After the prior day’s travails, I slept in pretty late for me – 9:00 am. I was debating whether or not I should hike Ben Nevis, the tallest mountain in the UK, given the poor condition of my heels, but this was the primary mountain I came to climb. Physically, I wasn’t sore from the previous day’s hike. The only concern was my heels. I had bought some medical supplies at the grocery store the night before, so I bandaged up my heels the best I could, geared up, and headed out.
There are two trailheads for Ben Nevis. One is where people can pull up in their cars. The second is across from the Youth Hostel in Glen Nevis. Since I was in the campground, I walked up to the Youth Hostel, and started the trail from there. I started hiking at 10:30 and made pretty good time, despite having to pass many people who were never going to make it to the summit. As I have seen on some of the more popular mountains I’ve hiked, there are lots of really unprepared people trying to climb these things. Families with three kids, all under 8; elderly people in tennis shoes with no hiking experience; young people in tank tops carrying a gallon of water in their hand; etc. The trail is two miles up to the first ridge, and the climbing is pretty steep. Once you make the ridge, you get a nice view of a lake:
The first ridge is about half way – about 2.25 miles of the 4.5 mile hike. The day I climbed Ben Nevis, I was in the clouds from here on. There was a nice waterfall just past the lake:
Here I am just after making the ridge:
From here it’s another 2.25 miles of climbing. The vegetation stops just past the waterfall and it’s a rock tumble the rest of the way. The trail is clear, but rocky for the most part. I summitted around 12:45 or 1:00. Here I am on the summit:
The wind was blowing pretty hard at the summit and the fog and light rain combined to wet then ice my hair. The summit was actually packed with people. There was a Muslim youth group climbing the mountain that day and they must have had at least 50 people in their party. Several of them would periodically throw their arms up and say something in Arabic; I’m guessing it was some sort of praise of Allah.
Given how cold it was and the fact that there was no view, I didn’t stay long. I shot this quick panorama, ate my customary orange and a granola bar, then began my descent:
The summit is actually pretty interesting since there are 2,000 foot cliffs on one side. On a clear data, they would have been cool to see. All I got to see was this:
This is near where I ate my orange. I was probably five feet or so away from a 2,000 foot cliff. There was also a little snow here and there.

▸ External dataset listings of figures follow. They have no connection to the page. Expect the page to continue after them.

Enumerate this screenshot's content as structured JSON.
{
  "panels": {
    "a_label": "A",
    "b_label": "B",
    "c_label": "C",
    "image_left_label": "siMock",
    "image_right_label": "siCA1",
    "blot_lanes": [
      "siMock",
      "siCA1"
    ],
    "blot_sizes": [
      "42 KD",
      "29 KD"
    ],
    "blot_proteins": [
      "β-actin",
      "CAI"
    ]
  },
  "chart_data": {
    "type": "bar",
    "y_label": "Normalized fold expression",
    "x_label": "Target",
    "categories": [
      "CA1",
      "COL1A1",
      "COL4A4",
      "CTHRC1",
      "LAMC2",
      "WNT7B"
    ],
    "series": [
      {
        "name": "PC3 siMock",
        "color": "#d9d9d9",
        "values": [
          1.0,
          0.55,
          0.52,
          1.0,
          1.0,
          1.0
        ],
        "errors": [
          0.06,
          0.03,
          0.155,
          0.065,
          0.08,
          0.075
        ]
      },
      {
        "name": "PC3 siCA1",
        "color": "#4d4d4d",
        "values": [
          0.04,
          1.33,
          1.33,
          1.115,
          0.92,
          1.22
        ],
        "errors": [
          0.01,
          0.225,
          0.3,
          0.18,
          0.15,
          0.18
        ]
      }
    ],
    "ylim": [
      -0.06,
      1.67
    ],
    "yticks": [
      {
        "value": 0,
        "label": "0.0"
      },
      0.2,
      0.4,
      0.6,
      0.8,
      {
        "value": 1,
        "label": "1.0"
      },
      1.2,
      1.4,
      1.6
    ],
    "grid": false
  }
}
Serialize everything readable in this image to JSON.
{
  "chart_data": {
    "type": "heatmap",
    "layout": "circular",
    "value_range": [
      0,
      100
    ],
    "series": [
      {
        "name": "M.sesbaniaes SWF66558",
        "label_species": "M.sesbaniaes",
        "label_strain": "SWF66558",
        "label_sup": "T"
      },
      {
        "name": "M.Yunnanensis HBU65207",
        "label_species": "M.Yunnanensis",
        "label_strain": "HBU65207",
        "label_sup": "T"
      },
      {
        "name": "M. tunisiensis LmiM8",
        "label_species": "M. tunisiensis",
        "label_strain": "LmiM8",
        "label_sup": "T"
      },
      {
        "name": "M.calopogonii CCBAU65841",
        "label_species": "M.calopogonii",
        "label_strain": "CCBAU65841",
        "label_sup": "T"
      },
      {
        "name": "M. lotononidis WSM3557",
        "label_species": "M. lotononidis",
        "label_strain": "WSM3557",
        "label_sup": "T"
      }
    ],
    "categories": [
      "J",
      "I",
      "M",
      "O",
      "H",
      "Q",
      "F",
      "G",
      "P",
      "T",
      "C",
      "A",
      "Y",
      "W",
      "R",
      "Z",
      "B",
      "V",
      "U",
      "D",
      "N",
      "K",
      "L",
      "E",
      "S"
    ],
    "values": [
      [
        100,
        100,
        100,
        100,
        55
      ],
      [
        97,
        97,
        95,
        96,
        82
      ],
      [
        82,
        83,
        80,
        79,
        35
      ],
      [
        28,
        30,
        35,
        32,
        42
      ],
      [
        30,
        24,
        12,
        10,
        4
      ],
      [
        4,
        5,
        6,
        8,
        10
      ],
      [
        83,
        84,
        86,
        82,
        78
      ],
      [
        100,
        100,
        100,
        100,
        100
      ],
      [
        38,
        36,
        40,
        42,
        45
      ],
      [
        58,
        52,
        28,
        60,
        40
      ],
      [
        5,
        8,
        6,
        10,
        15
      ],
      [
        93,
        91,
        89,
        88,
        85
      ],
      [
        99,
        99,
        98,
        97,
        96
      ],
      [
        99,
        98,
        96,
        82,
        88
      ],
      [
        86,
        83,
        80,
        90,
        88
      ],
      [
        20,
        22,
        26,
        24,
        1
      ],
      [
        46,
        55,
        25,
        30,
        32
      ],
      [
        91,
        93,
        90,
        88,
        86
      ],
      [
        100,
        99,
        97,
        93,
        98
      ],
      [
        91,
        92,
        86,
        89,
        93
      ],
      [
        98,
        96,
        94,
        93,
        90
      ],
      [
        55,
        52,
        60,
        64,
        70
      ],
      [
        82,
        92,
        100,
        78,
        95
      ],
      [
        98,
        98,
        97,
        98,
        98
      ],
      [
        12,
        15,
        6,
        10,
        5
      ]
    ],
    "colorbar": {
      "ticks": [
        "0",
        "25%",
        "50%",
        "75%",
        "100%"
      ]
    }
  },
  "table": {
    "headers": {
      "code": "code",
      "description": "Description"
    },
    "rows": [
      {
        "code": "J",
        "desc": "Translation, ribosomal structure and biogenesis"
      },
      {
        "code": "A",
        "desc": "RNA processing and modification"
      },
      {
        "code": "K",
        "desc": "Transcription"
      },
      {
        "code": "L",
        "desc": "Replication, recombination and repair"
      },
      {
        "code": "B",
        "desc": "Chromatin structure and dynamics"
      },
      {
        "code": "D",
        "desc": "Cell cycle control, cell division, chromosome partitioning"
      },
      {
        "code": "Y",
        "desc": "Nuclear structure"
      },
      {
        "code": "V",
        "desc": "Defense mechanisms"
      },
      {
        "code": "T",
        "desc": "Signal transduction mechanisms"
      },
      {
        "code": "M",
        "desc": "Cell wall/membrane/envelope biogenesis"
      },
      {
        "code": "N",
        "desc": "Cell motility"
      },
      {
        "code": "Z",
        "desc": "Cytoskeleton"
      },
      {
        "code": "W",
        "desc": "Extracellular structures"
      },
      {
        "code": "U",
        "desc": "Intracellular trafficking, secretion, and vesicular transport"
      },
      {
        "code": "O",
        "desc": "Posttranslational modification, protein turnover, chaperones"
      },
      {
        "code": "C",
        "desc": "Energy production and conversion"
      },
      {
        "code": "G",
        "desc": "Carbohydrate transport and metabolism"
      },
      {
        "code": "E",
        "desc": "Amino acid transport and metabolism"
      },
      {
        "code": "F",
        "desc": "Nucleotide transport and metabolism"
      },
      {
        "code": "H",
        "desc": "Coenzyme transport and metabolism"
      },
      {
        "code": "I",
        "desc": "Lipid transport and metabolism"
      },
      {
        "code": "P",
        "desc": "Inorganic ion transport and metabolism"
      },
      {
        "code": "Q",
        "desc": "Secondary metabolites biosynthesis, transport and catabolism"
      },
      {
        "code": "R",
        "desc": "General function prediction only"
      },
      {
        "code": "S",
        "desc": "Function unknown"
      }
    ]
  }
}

The descent went quick and I was back to my campervan at 3:00; the whole hike was 4.5 hours. You can see the route here:
View Ben Nevis in a larger map
After I got off the mountain, I took a shower and inspected my heels. They didn’t appear to be any worse for the hiking, which was good, but they were still quite raw. I met some of my neighbors at that point. It was actually kind of funny when one of them asked me if I had climbed Ben Nevis. I said yes and she responded, “Oh, you must have gotten up really early.” I laughed and told her I started at 10:30, which she didn’t believe. I snapped a few photos of the mountains near the campground later that evening and saw people still descended Ben Nevis as late as 9:00 pm (it stays light until about 11:00 pm in Scotland and the sun comes up just after 4:00 am). Here’s a foothill of Ben Nevis, which is about twice as tall as this:
After I cleaned up, I headed into Fort William for an early dinner, then came back to the campground where I spent the night.